Natuurlijk is de context van de coronacrisis een heel specifieke. Mogelijk verwachten werknemers dat de afgenomen vraag in hun sector van tijdelijke aard is, en dat die weer opleeft na het opheffen van de coronamaatregelen. Bovendien zijn deze verwachtingen ten aanzien van de tijdelijkheid mogelijk nog eens versterkt door de genomen steunmaatregelen.

Echter, ook in de toekomst zal mobiliteit op de arbeidsmarkt waarschijnlijk nodig zijn vanwege de relatief grote en snelle structurele veranderingen als gevolg van bijvoorbeeld digitalisering en decarbonisatie. Onderzoek laat zien dat er, met name voor kwetsbare groepen, belemmeringen zijn wat betreft het zich laten bij- of omscholen (Diris et al., 2021). Daarom zou het interessant zijn om, ook na de coronacrisis, de mobiliteit van werknemers tussen sectoren, en de rol van scholing daarbij, verder in kaart te brengen.

Getty Images

Literatuur

Anderson, H., G. Caggiano, F. Vahid en B. Wong (2020) Sectoral employment dynamics in Australia and the COVID-19 pandemic. The Australian Economic Review, 53(3), 402–414.

Buera, F.J., R.N. Fattal-Jaef, H. Hopenhayn et al. (2021) The economic ripple effects of COVID-19. NBER Working Paper, 28704.

CBS (2021) Spolisbus: banen en lonen volgens Polisadministratie. CBS, juni.

Diris, R.E.M., L.M.J. van Doorn en O.P. van Vliet (2021) Scholing en activering op de arbeidsmarkt van de 21ste eeuw. Tijdschrift voor Arbeidsrecht in Context, 10(2), 88–100.

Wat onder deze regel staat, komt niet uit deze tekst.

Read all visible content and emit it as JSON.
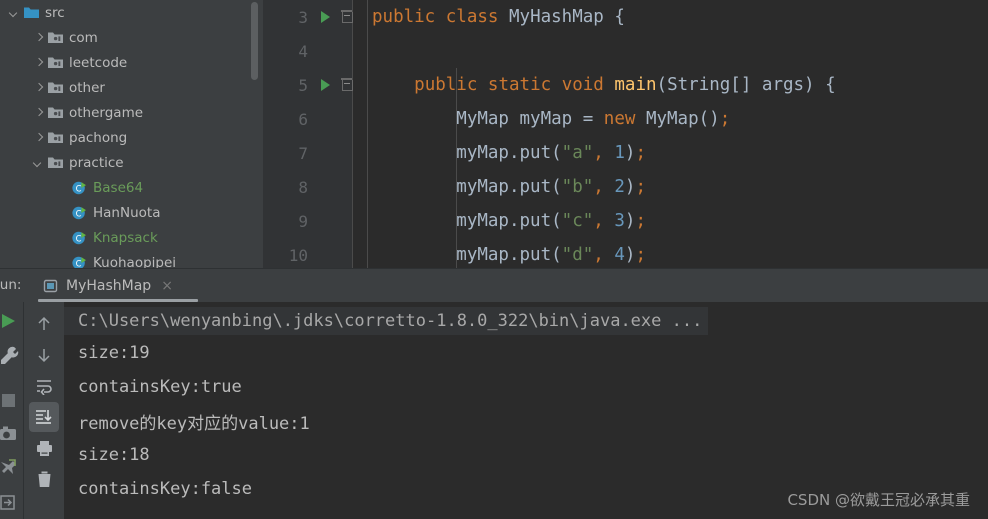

Schellekens, M., A. Cnossen en R. ’t Jong (2021) Coronasteun stabiliseerde de economie, maar was ook ruim. ESB, 106(4799), 309–311.

Vliet, O. van, en L. van Doorn (2021) Baanpolarisatie en flexibilisering op de Europese arbeidsmarkt: beleidsimplicaties voor Nederland. In: E.M.H. Hirsch Ballin, A.P.C.M. Jaspers, J.A. Knottnerus en H. Vinke (red.), De toekomst van de sociale zekerheid: de menselijke maat in een solidaire samenleving. Den Haag: Boom Juridisch, p. 287–304.